How To Cook Carrot Tartare
How To Cook Carrot Tartare

Ingredients


This dish treats carrots like they are ground meat, with all the classical garnishes for a tartare.

Start with very fresh carrots. Cut off the tops and bottoms and peel them. Then,
cut the carrots into smaller pieces and put them in a food processor. Pulse the
carrots until they are uniform and fairly small (think ground beef).

In a bowl, combine the classic garnishes for a steak tartare: egg yolk (pasteurized, because the egg will be consumed raw), Dijon mustard, anchovies, finely minced shallot, diced capers, and diced cornichon.
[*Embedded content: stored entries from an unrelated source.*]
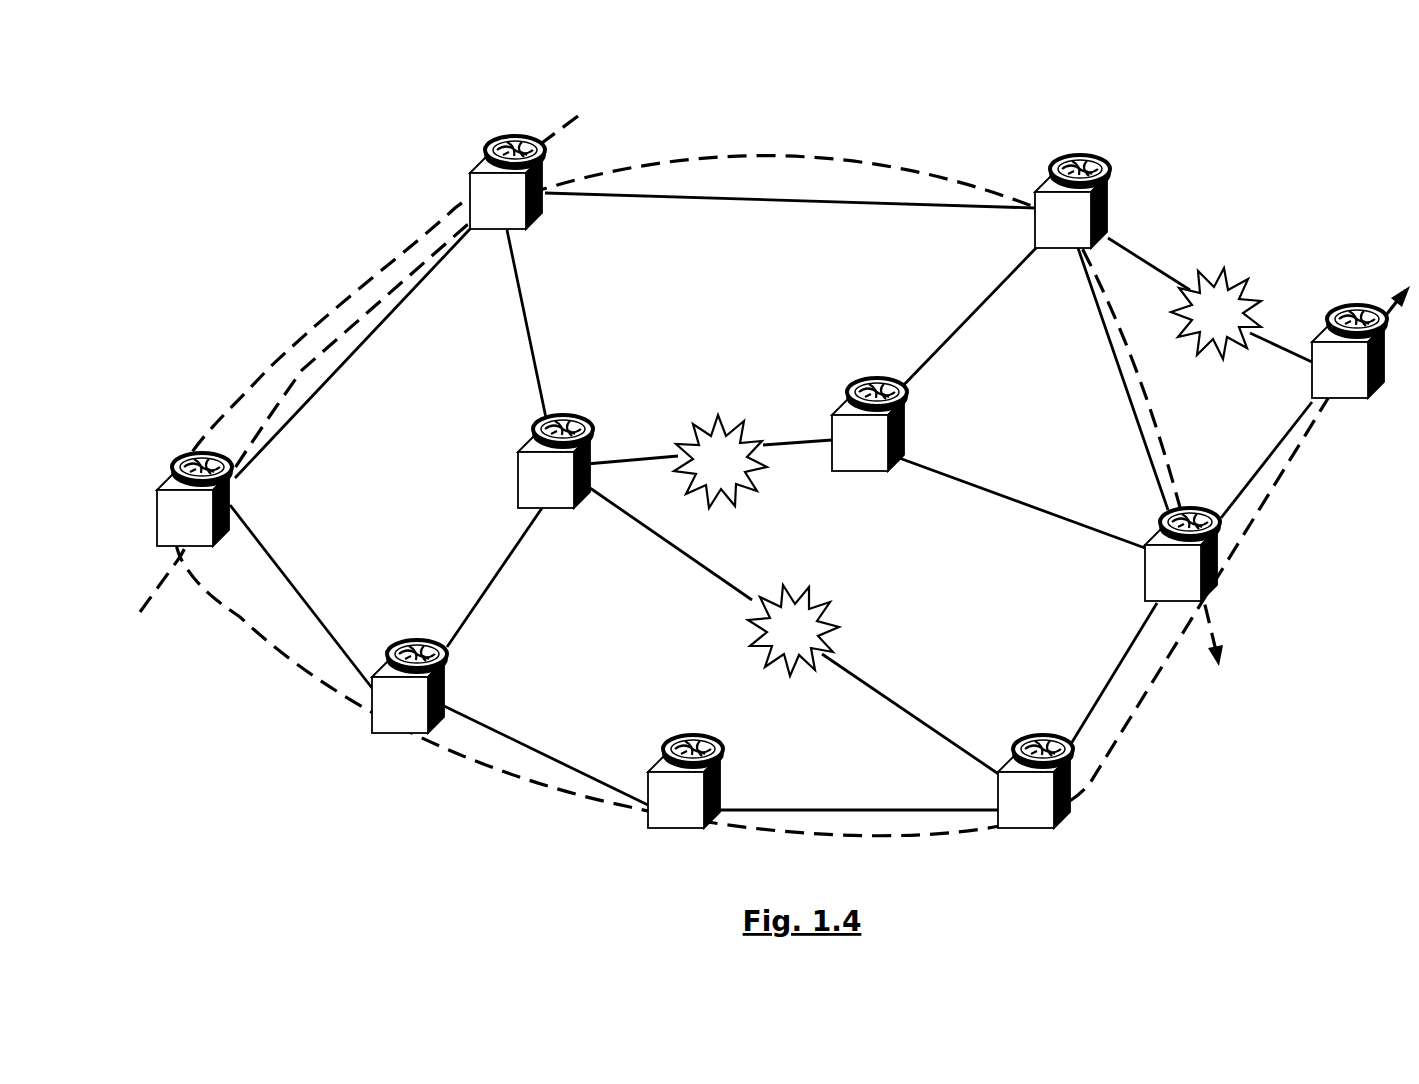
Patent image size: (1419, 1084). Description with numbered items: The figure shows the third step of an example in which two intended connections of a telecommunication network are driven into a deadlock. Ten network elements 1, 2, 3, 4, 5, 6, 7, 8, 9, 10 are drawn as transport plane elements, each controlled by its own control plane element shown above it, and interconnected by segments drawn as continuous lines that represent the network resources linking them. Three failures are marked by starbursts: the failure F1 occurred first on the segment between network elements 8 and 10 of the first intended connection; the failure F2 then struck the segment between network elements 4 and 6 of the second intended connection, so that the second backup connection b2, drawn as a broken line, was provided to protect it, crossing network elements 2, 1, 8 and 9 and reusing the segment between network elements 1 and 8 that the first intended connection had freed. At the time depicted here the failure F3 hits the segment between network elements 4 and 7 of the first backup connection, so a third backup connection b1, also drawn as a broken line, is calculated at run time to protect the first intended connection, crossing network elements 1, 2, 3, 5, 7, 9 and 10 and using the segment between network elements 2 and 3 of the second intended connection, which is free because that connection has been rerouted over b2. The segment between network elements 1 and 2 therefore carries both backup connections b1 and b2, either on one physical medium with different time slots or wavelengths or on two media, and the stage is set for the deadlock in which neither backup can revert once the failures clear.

The network element 1 is at (507, 168).
The network element 2 is at (201, 486).
The network element 3 is at (409, 673).
The network element 4 is at (564, 448).
The network element 5 is at (685, 768).
The network element 6 is at (869, 411).
The network element 7 is at (1036, 768).
The network element 8 is at (1072, 188).
The network element 9 is at (1184, 540).
The network element 10 is at (1349, 338).
The third backup connection b1 is at (791, 464).
The second backup connection b2 is at (665, 411).
The failure F1 is at (1216, 313).
The failure F2 is at (720, 461).
The failure F3 is at (793, 630).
Mix well. Add lemon juice, Worcestershire sauce, and olive oil.

Add carrots to the dressing and stir everything together. Taste for flavor and add salt and pepperand more olive oil, if necessary.

The first layer of the tartare is avocado. Dice the avocado, adding lemon juice to keep it from discoloring. Add salt and pepper to season it.
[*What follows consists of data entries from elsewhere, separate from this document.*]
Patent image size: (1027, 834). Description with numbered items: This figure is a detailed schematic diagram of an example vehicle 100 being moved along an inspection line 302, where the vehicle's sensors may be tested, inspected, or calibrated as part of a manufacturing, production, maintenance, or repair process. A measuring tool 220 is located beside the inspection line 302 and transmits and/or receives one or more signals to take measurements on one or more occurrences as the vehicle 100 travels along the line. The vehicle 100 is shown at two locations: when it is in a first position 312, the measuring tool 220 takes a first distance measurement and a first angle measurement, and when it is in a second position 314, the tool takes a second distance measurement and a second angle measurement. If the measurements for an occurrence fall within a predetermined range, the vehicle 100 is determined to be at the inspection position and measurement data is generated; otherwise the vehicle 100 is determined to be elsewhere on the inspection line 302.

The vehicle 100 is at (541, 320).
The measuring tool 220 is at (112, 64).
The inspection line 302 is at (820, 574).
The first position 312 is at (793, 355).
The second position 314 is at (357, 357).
Spoon the avocado into the bottom of a ring mold and use a fork to press it down into a uniform layer. Then, add the carrot tartare in a layer on top. Again, press it down so that its uniform. Lift the ring mold to reveal the circularly stacked avocado and carrot tartare.

Briefly fry the tops of the carrots in 350-degree oil until theyre crispy (when the bubbling subsides). Drain the carrot tops on a paper towel.

On top of the tartare, add microgreens, such as arugula. Also add the fried carrot tops. You can also use parsley as an optional garnish. Drizzle olive oil around the plate.